O grande mérito do carro da
Renault é o equilíbrio. Ele não tem um ponto fraco que chame atenção, como o câmbio automático do Peugeot 408 ou o fraco motor 2.0 8V do Jetta. Pelo contrário, pense no que é importante num sedã médio. Espaço? Com 4,62 m, o
Fluence tem porte imponente e, com 2,70 m de entreeixos, oferece lugar decente para até três ocupantes no banco de trás, (dois adultos e uma criança), com direito a saída de ar exclusiva. Porta-malas? Gigantesco, com 530 litros (aferidos). Equipamentos? Ar digital de duas zonas, CD player com entradas auxiliar e USB, GPS de painel, bancos de couro, faróis de xenônio, teto-solar, seis airbags, ABS, ESP… Conforto? Temos um câmbio automático isento de trancos (CVT) e baixo ruído interno, sem falar na suspensão que tem bom relacionamento com buracos.
Não bastassem essas qualidades, o
Fluence ainda agrada no restante. Apesar da suavidade do CVT, o desempenho é de primeira, com saídas espertas e reserva de força para as ultrapassagens. A direção elétrica é muito bem ajustada, leve nas manobras e firme nas curvas rápidas. Falei em curvas? Pois o
Fluence também é equilibrado nesse ponto, com baixa rolagem da carroceria e bom grip dos pneus Continental 205/55 R17. Para não dizer que não tenho críticas, acho o câmbio CVT meio monótono (meu número seria a versão manual de seis marchas) e o quadro de instrumentos é sem graça e inclinado para cima, como se fosse de minivan. Mas isso é “pelo em ovo”.
Some as qualidades do
Fluence ao preço competitivo que a Renault o posicionou e temos um potencial campeão de vendas, certo? Nem tanto… Ao menos por quanto, os emplacamentos estão bem abaixo da expectativa de 1.800 carros/mês. Mas a Renault diz que o modelo tem filas de espera nas concessionárias, e que o problema está no ajuste de produção da fábrica argentina. A marca promete que até agosto poderá entregar aos menos 2 mil carros/mês para suprir a carência do mercado. Se vender menos que isso, será uma injustiça.

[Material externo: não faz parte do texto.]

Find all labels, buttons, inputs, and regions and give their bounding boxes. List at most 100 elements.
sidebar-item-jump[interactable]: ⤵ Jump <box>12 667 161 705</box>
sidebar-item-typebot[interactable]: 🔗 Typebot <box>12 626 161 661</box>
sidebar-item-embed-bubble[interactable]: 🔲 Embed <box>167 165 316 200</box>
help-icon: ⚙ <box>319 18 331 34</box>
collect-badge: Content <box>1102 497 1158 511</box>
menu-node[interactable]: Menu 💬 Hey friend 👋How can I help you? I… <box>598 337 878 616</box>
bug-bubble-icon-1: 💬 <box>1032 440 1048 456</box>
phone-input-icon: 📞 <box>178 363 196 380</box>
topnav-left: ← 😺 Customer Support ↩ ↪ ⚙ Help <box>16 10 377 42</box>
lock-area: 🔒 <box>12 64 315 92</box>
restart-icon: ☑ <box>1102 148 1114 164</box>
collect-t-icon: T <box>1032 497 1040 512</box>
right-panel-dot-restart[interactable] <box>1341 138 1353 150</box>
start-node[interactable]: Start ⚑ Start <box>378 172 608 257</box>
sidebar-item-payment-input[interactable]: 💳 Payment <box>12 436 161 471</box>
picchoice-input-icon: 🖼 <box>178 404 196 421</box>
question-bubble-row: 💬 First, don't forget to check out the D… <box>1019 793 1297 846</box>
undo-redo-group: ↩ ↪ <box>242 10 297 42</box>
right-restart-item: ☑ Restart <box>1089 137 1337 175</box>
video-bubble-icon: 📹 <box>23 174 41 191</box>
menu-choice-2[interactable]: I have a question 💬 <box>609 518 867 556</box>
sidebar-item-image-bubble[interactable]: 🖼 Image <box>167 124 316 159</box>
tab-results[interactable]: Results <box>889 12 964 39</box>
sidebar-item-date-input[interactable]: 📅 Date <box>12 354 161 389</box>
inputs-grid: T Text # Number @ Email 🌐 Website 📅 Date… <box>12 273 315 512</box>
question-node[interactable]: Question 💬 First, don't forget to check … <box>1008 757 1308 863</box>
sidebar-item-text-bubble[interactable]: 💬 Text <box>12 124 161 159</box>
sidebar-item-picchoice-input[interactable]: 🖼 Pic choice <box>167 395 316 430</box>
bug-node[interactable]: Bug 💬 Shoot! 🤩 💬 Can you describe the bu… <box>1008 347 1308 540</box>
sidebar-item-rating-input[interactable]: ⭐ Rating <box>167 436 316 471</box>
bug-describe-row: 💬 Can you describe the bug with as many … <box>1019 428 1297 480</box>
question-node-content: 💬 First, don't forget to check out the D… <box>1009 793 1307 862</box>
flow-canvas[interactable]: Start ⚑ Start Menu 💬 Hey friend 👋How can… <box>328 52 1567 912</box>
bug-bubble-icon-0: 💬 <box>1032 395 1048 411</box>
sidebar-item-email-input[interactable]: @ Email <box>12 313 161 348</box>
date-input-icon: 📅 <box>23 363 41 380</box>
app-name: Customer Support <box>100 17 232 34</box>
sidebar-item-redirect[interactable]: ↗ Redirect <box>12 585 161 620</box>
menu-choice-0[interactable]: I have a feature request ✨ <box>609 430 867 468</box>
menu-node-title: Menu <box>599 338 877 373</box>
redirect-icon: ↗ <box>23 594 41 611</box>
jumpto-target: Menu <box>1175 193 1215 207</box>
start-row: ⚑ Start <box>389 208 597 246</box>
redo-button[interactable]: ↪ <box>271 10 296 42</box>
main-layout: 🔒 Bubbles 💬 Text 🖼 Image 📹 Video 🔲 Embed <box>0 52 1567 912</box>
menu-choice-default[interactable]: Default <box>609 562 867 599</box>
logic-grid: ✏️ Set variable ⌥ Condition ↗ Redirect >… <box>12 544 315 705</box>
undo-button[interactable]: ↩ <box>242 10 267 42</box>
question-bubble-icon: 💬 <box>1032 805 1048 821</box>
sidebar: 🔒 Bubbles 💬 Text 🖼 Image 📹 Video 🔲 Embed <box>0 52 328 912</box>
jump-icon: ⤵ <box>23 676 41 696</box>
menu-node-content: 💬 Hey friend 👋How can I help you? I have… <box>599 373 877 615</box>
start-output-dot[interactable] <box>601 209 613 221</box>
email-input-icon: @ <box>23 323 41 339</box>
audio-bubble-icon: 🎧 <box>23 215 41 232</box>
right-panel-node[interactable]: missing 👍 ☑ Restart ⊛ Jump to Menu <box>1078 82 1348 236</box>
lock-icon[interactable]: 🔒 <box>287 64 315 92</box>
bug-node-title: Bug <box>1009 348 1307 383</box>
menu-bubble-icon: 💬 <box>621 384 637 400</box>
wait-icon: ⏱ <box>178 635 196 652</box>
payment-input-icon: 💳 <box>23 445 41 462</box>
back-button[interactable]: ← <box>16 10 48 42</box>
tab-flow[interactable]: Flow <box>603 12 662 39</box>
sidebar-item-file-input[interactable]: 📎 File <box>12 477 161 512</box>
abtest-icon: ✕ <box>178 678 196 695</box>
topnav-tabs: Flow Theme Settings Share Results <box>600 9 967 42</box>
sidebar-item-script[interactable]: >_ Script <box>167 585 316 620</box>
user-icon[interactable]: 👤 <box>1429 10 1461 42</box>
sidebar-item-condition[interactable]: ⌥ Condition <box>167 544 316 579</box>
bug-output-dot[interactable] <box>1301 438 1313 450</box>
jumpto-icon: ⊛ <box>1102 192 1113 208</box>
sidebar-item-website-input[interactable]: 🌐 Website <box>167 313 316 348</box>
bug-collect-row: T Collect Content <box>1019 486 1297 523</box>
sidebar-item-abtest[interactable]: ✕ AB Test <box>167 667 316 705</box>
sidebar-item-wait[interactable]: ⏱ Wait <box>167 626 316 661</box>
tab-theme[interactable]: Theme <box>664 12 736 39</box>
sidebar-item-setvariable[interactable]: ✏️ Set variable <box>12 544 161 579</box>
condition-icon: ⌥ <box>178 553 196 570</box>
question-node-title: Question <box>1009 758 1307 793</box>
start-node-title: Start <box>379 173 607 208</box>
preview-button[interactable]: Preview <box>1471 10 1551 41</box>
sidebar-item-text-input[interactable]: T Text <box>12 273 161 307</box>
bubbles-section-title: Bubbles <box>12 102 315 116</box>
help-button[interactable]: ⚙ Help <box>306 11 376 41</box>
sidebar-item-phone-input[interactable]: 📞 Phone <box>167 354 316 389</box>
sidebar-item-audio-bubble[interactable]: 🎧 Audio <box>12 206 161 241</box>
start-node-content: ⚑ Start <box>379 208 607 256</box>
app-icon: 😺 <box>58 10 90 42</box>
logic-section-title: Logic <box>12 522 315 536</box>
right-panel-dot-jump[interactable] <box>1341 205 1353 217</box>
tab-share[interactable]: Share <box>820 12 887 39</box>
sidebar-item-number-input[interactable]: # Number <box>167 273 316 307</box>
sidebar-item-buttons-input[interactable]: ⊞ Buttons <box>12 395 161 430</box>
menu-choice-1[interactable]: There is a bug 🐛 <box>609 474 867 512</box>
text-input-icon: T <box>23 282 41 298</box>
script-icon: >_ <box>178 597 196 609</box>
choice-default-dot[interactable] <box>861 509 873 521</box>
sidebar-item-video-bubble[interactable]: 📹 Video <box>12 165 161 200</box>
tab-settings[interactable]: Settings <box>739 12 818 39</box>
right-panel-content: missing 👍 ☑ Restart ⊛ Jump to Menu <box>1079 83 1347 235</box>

Elantra e novo Civic podem mudar essa história? Claro, mas pelo que vi desses carros eles têm mais apelo esportivo e menos familiar que o
Fluence. Sem falar que Hyundai e Honda não acenam com preços tão camaradas quanto os da Renault. Fazendo uma previsão do futuro, vejo o Elantra tomando o lugar do “esportivo” Civic atual entre os mais consumidores descolados, e o
Fluence conquistando quem curte a suavidade do Corolla, com custo-benefício mais atraente. Resta esperar.